Le lendemain soir, nous sommes rattrapés par Diego, cyclo belge. Il a fait dans la journée ce qui nous a pris deux jours. Les enfants sont impressionnés ! Il a prévu de rejoindre Pucón en un jour, alors que nous en prévoyons quatre… Bon, nous n’avons pas planifié la même route. Il doit prendre la plus courte, goudronnée, nous nous offrons la piste dans la montagne… Nous passons la soirée ensemble. Le matin, il repart avant nous. Nous le retrouvons l’après-midi au bord du lac Colico. Interrogation. Il avait finalement opté pour ce qu’il pensait être notre plan : un raccourci à travers la montagne. Mais pas du tout, ce que nous avons prévu c’est le loooonnnng détour par la vallée à l’est. Le raccourci qui apparaît sur certaine carte, nous avions bien vu que ce ne devait être qu’un sentier peu praticable a vélo ! Effectivement, il y a été, a tenté, a renoncé. Un pick-up passe à notre niveau. Il l’arrête et met son vélo dans le coffre, espérant toujours rejoindre Pucón le soir même. Les enfants sont estomaqués « C’est facile. T’arrête une voiture. Tu demandes et hop elle t’emmène ! Mais pourquoi on fait pas ça ???? «
Colico. Les enfants sont supers motivés pour se baigner dans le lac. Ok, mais c’est aussi pour se laver. Ils mettent un orteil, deux, et décident que non, pas de baignade aujourd’hui et pas de douches non plus ! Trop froid. Allala, tout ça c’est affaire de technique les gars :
1. Se mouiller d’abord les jambes. Sortir de l’eau. Se savonner.
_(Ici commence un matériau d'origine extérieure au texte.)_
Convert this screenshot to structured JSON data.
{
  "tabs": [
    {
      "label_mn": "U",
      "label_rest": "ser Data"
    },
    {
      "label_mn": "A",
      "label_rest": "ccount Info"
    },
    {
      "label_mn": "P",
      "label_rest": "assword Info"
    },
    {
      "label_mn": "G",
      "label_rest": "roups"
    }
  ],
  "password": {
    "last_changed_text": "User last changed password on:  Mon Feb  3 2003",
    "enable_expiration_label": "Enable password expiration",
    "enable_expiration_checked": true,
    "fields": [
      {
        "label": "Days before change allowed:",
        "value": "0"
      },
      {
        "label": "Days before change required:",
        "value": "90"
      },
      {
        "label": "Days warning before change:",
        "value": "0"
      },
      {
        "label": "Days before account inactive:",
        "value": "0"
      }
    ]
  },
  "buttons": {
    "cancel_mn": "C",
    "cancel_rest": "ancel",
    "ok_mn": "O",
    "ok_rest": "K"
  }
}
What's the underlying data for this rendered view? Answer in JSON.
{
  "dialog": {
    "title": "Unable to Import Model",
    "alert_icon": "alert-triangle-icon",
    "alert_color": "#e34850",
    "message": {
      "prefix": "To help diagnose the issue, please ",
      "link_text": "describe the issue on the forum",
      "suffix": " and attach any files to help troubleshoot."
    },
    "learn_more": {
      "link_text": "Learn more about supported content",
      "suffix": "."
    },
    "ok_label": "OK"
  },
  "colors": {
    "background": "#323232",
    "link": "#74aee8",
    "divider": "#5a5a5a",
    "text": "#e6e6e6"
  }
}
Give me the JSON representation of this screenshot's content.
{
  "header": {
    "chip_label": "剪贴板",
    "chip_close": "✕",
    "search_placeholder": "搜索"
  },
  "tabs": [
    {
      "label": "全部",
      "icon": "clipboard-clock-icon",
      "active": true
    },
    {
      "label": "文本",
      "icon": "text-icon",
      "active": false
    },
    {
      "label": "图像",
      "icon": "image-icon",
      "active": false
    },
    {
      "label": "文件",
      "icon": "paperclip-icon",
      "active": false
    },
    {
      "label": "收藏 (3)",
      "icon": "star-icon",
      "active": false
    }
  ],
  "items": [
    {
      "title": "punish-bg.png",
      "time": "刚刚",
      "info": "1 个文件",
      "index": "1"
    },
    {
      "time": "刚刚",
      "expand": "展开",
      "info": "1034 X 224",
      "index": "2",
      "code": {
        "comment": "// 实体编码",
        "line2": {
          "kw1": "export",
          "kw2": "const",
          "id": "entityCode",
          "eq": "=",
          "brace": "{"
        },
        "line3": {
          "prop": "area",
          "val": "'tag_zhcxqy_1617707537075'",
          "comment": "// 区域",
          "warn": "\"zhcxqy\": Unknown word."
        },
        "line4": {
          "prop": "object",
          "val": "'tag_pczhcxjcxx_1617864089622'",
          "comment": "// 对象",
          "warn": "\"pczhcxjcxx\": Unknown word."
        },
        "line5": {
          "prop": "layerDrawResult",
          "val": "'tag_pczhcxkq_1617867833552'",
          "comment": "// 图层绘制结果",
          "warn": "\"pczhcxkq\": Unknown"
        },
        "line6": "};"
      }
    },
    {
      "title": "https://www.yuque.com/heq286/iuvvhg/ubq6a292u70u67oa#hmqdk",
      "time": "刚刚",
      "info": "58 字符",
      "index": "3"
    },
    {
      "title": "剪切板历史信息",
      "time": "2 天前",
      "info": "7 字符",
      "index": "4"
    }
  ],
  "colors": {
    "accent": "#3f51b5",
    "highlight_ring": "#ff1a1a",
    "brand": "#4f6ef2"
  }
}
2. Mouiller le haut du corps. Sortir de l’eau. Se savonner.
3. Profiter de la minute ou le corps est anesthésié par le froid pour se mettre entièrement dans l’eau et se rincer.
4. Pour finir, sortir, se sécher et s’habiller chaudement avant que l’anesthésie prenne fin !
Ah, oui, et avant tout ça, trouver un endroit le plus possible à l’abri du vent et mettre ses affaires à l’abri de la pluie…
Réveil sous un ciel bien chargé. Nous voyons les averses arriver par l’ouest du lac. Le vent nous pousse vers l’est. C’est de bonne augure car c’est aussi plat au bord du lac qu’au bord de l’océan… La piste s’éloigne de l’eau pour contourner les résidences secondaires cossues, rejoindre des hameaux perdus. Deux écoles, une privée, une publique, mais où sont les habitants ??
A midi les vaches nous regardent faire une pause. Nous sommes « seulement » au bout du lac, alors que nous avons dû faire le dénivelé estimé pour la journée, les 600m pour atteindre le col. Il pleut. Le vent forci. Il fait froid. C’est reparti. On attaque la côte, la vraie. Cette fois ça monte direct, raide, pas de descente. Ça devient plus plat. Le col ? Non, ça monte toujours. Il fait de plus en plus froid. Nous nous rhabillons, mettons tout ce que nous avons quitté dans la montée. Un pull, deux pulls, doudoune, bonnet, gants. Une femme, derrière la vitre d’une cabane perdue, nous regarde passer. Nous sommes frigorifiés. Les mains, les pieds sont gelés. Très difficile à réchauffer. Ça craque. Ça pleure. Pause goûter. Tartine au miel. Ça réchauffe le cœur. Un peu. Mais pas le corps. Bouger, courir, garder le rythme, avoir de l’énergie pour quatre. Repartir. Ça y’est la rivière coule enfin dans l’autre sens. Nous avons changé de bassin versant. Descendre, gagner des degrés avant la nuit. Nous nous mettons à couvert sous les arbres. Les enfants ont retrouvé le sourire. Ouf! C’est parti pour une cession cabane en attendant le repas.
Le lendemain, petite balade dans la forêt aux sorcières. Les arbres ont encore leurs tenues hivernales, sans feuilles, mais sont couverts de lichen, les « barbas de viejo « . Puis nous descendons dans la vallée. Quelques belles côtes quand même, car comme dit Leila « Quand ça monte, ça monte, quand ça descend, ça monte encore ! « . Un gaucho inspecte ses clôtures à cheval. Une épicerie ambulante ravitaille les fermes perdues sur les hauteurs. Petit à petit la vallée se peuple. Ce bout du monde qui nous semblait un poil lugubre sous le ciel gris hier, nous apparaît bien plus rieur aujourd’hui. Les attelages de bœufs sont aux travaux dans les champs. Les enfants empruntent des passerelles suspendues pour rentrer de l’école. Deux cavaliers tirent un cochon en laisse. Nous posons la tente dans le gymnase du collège. Où sont nos enfants ? Dehors, assis cote a cote, absorbés dans la contemplation du ciel étoilé.